Dubai is famously obsessed with spectacular architectural projects: the 163-story Burj Khalifa super-skyscraper, the frond-shaped islands around the Palm Jumeirah hotel, the planned “Aladdin City” towers designed to look like genie lamps. So it seems only appropriate that the emirate would now construct the world’s largest picture frame through which to see everything.

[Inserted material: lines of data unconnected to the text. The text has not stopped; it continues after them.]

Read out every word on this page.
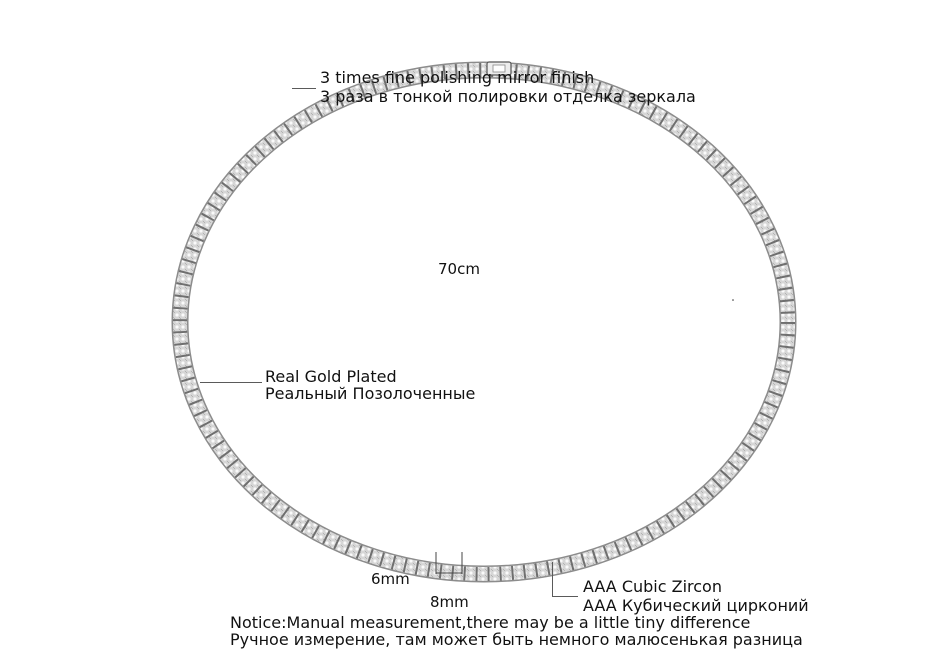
3 times fine polishing mirror finish
3 раза в тонкой полировки отделка зеркала
70cm
Real Gold Plated
Реальный Позолоченные
6mm
8mm
AAA Cubic Zircon
AAA Кубический цирконий
Notice:Manual measurement,there may be a little tiny difference
Ручное измерение, там может быть немного малюсенькая разница
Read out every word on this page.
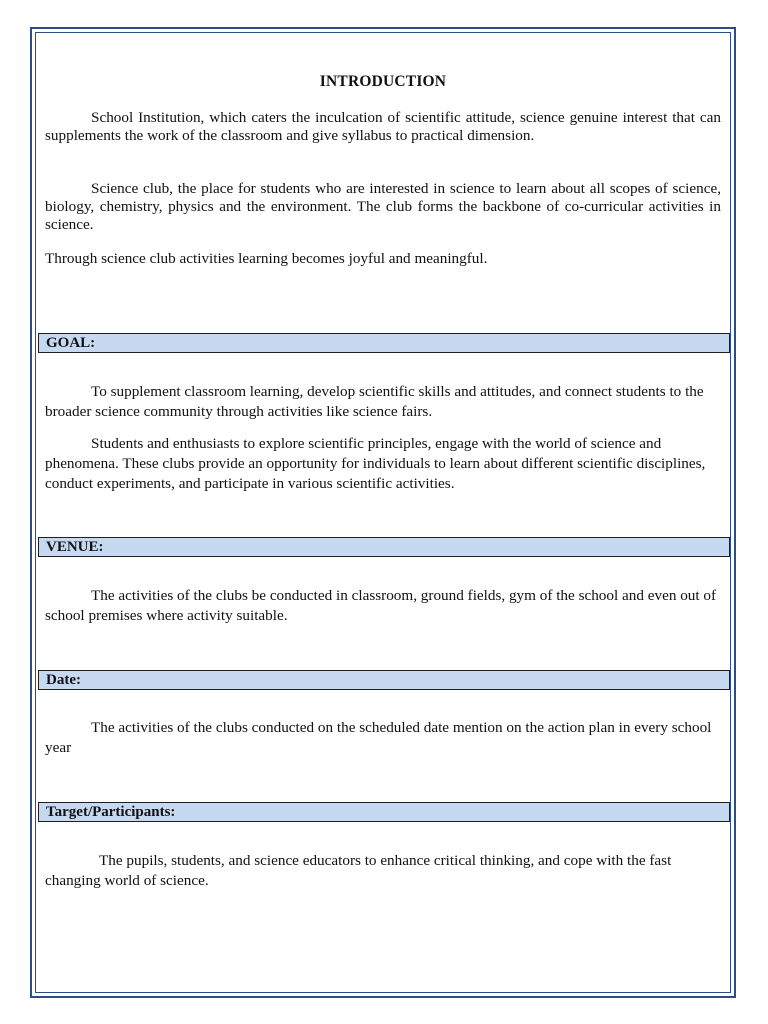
INTRODUCTION

School Institution, which caters the inculcation of scientific attitude, science genuine interest that can supplements the work of the classroom and give syllabus to practical dimension.

Science club, the place for students who are interested in science to learn about all scopes of science, biology, chemistry, physics and the environment. The club forms the backbone of co-curricular activities in science.

Through science club activities learning becomes joyful and meaningful.

GOAL:

To supplement classroom learning, develop scientific skills and attitudes, and connect students to the broader science community through activities like science fairs.

Students and enthusiasts to explore scientific principles, engage with the world of science and phenomena. These clubs provide an opportunity for individuals to learn about different scientific disciplines, conduct experiments, and participate in various scientific activities.

VENUE:

The activities of the clubs be conducted in classroom, ground fields, gym of the school and even out of school premises where activity suitable.

Date:

The activities of the clubs conducted on the scheduled date mention on the action plan in every school year

Target/Participants:

The pupils, students, and science educators to enhance critical thinking, and cope with the fast changing world of science.
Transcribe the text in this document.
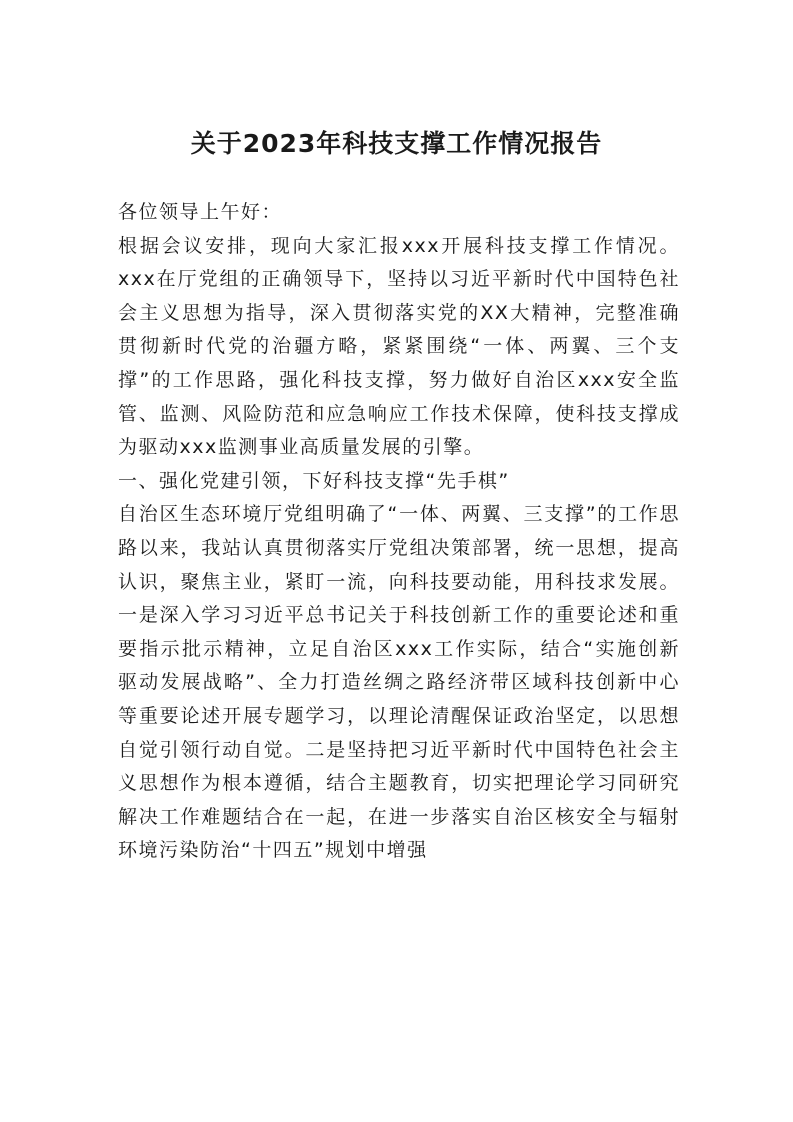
关于2023年科技支撑工作情况报告

各位领导上午好：

根据会议安排，现向大家汇报xxx开展科技支撑工作情况。xxx在厅党组的正确领导下，坚持以习近平新时代中国特色社会主义思想为指导，深入贯彻落实党的XX大精神，完整准确贯彻新时代党的治疆方略，紧紧围绕“一体、两翼、三个支撑”的工作思路，强化科技支撑，努力做好自治区xxx安全监管、监测、风险防范和应急响应工作技术保障，使科技支撑成为驱动xxx监测事业高质量发展的引擎。

一、强化党建引领，下好科技支撑“先手棋”

自治区生态环境厅党组明确了“一体、两翼、三支撑”的工作思路以来，我站认真贯彻落实厅党组决策部署，统一思想，提高认识，聚焦主业，紧盯一流，向科技要动能，用科技求发展。一是深入学习习近平总书记关于科技创新工作的重要论述和重要指示批示精神，立足自治区xxx工作实际，结合“实施创新驱动发展战略”、全力打造丝绸之路经济带区域科技创新中心等重要论述开展专题学习，以理论清醒保证政治坚定，以思想自觉引领行动自觉。二是坚持把习近平新时代中国特色社会主义思想作为根本遵循，结合主题教育，切实把理论学习同研究解决工作难题结合在一起，在进一步落实自治区核安全与辐射环境污染防治“十四五”规划中增强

The original design, according to its architect, Mexican-born Fernando Donis, was an abstract viewing space: “The purpose of the project was to build a void,” he told me, not another landmark in a city crowded with them. But Dubai’s government is taking it to the next level, building a glass, steel and reinforced concrete rectangle that looks like a normal gold-painted picture frame with beveled edges—except that it’s nearly 500 feet high and about 300 feet wide. Clad in shimmering photovoltaic cells to collect solar energy and situated in a city park, the Dubai Frame is due to open in October. Looking through it in one direction, you see the hotels and skyscrapers on Sheikh Zayed Road: the emirate’s bright and glistening future. Looking the other way, you glance back at the older residential neighborhoods to the north.

The top section, a 47-story-high glass-enclosed, glass-floored walkway, holds an observation deck and café. It gives the impression, says John Alexander Smith, an architect at the American University in Dubai, “of walking through the sky.”